L’allaitement rend-t-il les bébés plus intelligents?

Dernière mise à jour 14/04/14 | Article
L’allaitement rend-t-il les bébés plus intelligents?
Deux chercheurs américains en sociologie apportent des éléments de réponse originaux.

Les avantages procurés par l’allaitement maternel sont bien connus. Et ils demeurent indiscutables en dépit des progrès réalisés dans le domaine des laits maternisés. Sa composition évolue et s’adapte aux besoins de la croissance du nourrisson. Il est gratuit et offre des avantages pour la santé de la mère: les suites de couches sont facilitées (diminution du risque d’infections post-partum, réduction plus rapide du volume de l’utérus), la perte de poids est plus rapide et il faut compter, à distance, avec des effets protecteurs contre les cancers du sein et de l’ovaire.

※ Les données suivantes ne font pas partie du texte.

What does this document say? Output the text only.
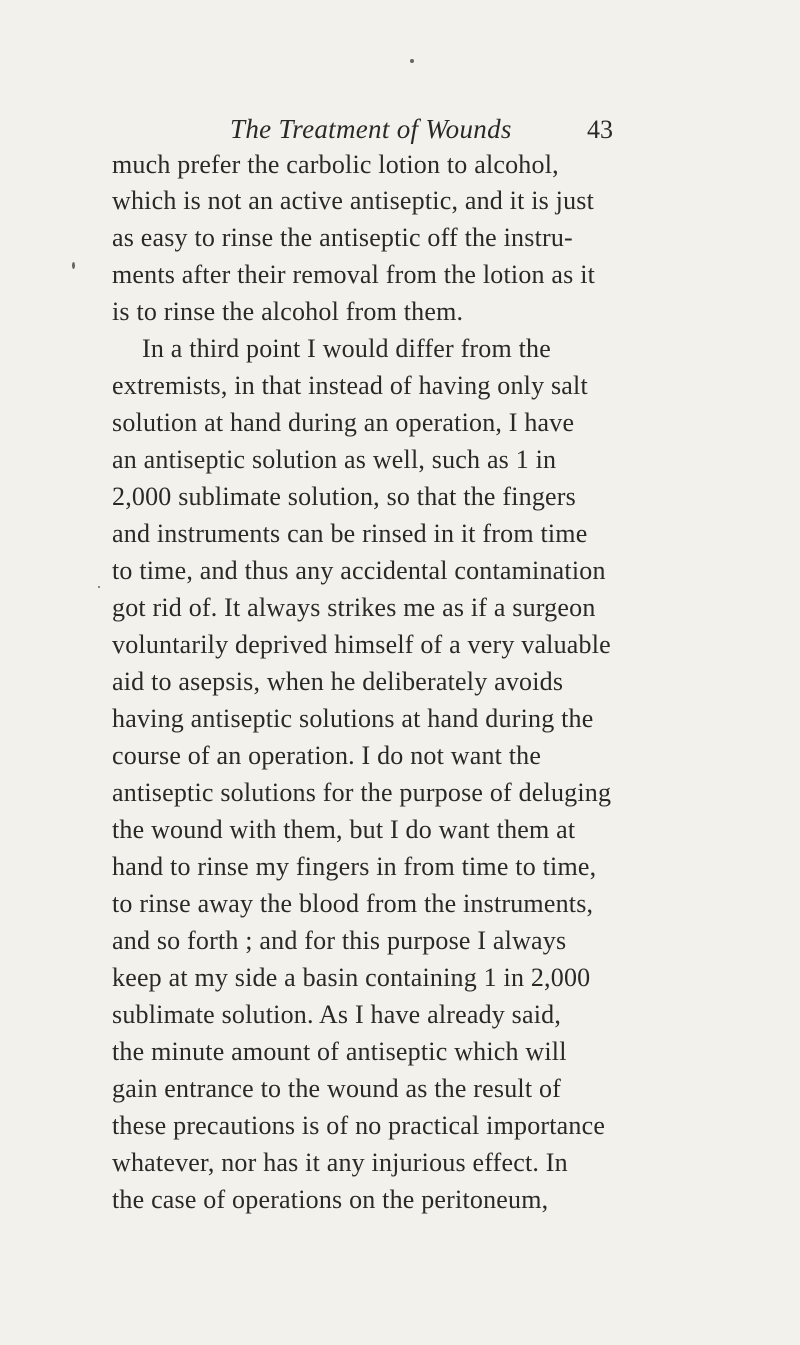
The Treatment of Wounds	43
much prefer the carbolic lotion to alcohol,
which is not an active antiseptic, and it is just
as easy to rinse the antiseptic off the instru-
ments after their removal from the lotion as it
is to rinse the alcohol from them.
In a third point I would differ from the
extremists, in that instead of having only salt
solution at hand during an operation, I have
an antiseptic solution as well, such as 1 in
2,000 sublimate solution, so that the fingers
and instruments can be rinsed in it from time
to time, and thus any accidental contamination
got rid of. It always strikes me as if a surgeon
voluntarily deprived himself of a very valuable
aid to asepsis, when he deliberately avoids
having antiseptic solutions at hand during the
course of an operation. I do not want the
antiseptic solutions for the purpose of deluging
the wound with them, but I do want them at
hand to rinse my fingers in from time to time,
to rinse away the blood from the instruments,
and so forth ; and for this purpose I always
keep at my side a basin containing 1 in 2,000
sublimate solution. As I have already said,
the minute amount of antiseptic which will
gain entrance to the wound as the result of
these precautions is of no practical importance
whatever, nor has it any injurious effect. In
the case of operations on the peritoneum,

Prévention de l’asthme et des infections

Mais il y a aussi des avantages pour la santé de l’enfant: diminution de l’incidence et de la gravité des infections digestives, ORL et respiratoires lorsque l’allaitement est exclusif et d’une durée d’au moins trois mois. Son rôle dans la prévention de l’obésité de l’enfant et de l’adolescent est probable. Les spécialistes discutent encore de son effet protecteur dans la prévention des allergies alimentaires. Et son rôle dans la prévention de l’asthme semble certain, comme en témoigne une étude critique très récemment publiée dans la revue Social Science and Medicine(1).

Sensibilités maternelles

Reste la question de son impact dans le développement des facultés cognitives, de l’«intelligence». Deux chercheurs américains,  Benjamin G. Gibbs et Renata Forste (département de sociologie de la Brigham Young University), ont mené l’enquête. Ils viennent d’en publier les conclusions dans le Journal of Pediatrics(2).

Leur équipe a analysé les données de 7500 couples mère-enfant suivis dans le cadre d’une cohorte nationale, et ce de la naissance jusqu’à l’âge de cinq ans. Les informations collectées concernaient le cadre de vie de l’enfant et de l’ensemble des interventions des parents vis-à-vis de leur progéniture, jusqu’à la façon et la fréquence avec lesquelles les parents pouvaient lire des histoires à leurs enfants. Les chercheurs ont également analysé des vidéos de chaque mère effectuant différentes activités avec son enfant. Les degrés de la sensibilité maternelle aux signaux émotionnels de l’enfant ont ainsi été évalués.

De deux mois à quatre ans

Au final, il apparaît bien une relation positive entre l'allaitement maternel, pendant une période de trois mois ou plus, et les compétences de l’enfant dans l’apprentissage de la lecture, vers l’âge de quatre ans. Mais ce lien semble plutôt être le résultat de comportements de soutien des parents ainsi que le fait de niveaux d’éducation plus élevés, généralement retrouvés aujourd’hui chez les femmes qui allaitent un trimestre ou plus.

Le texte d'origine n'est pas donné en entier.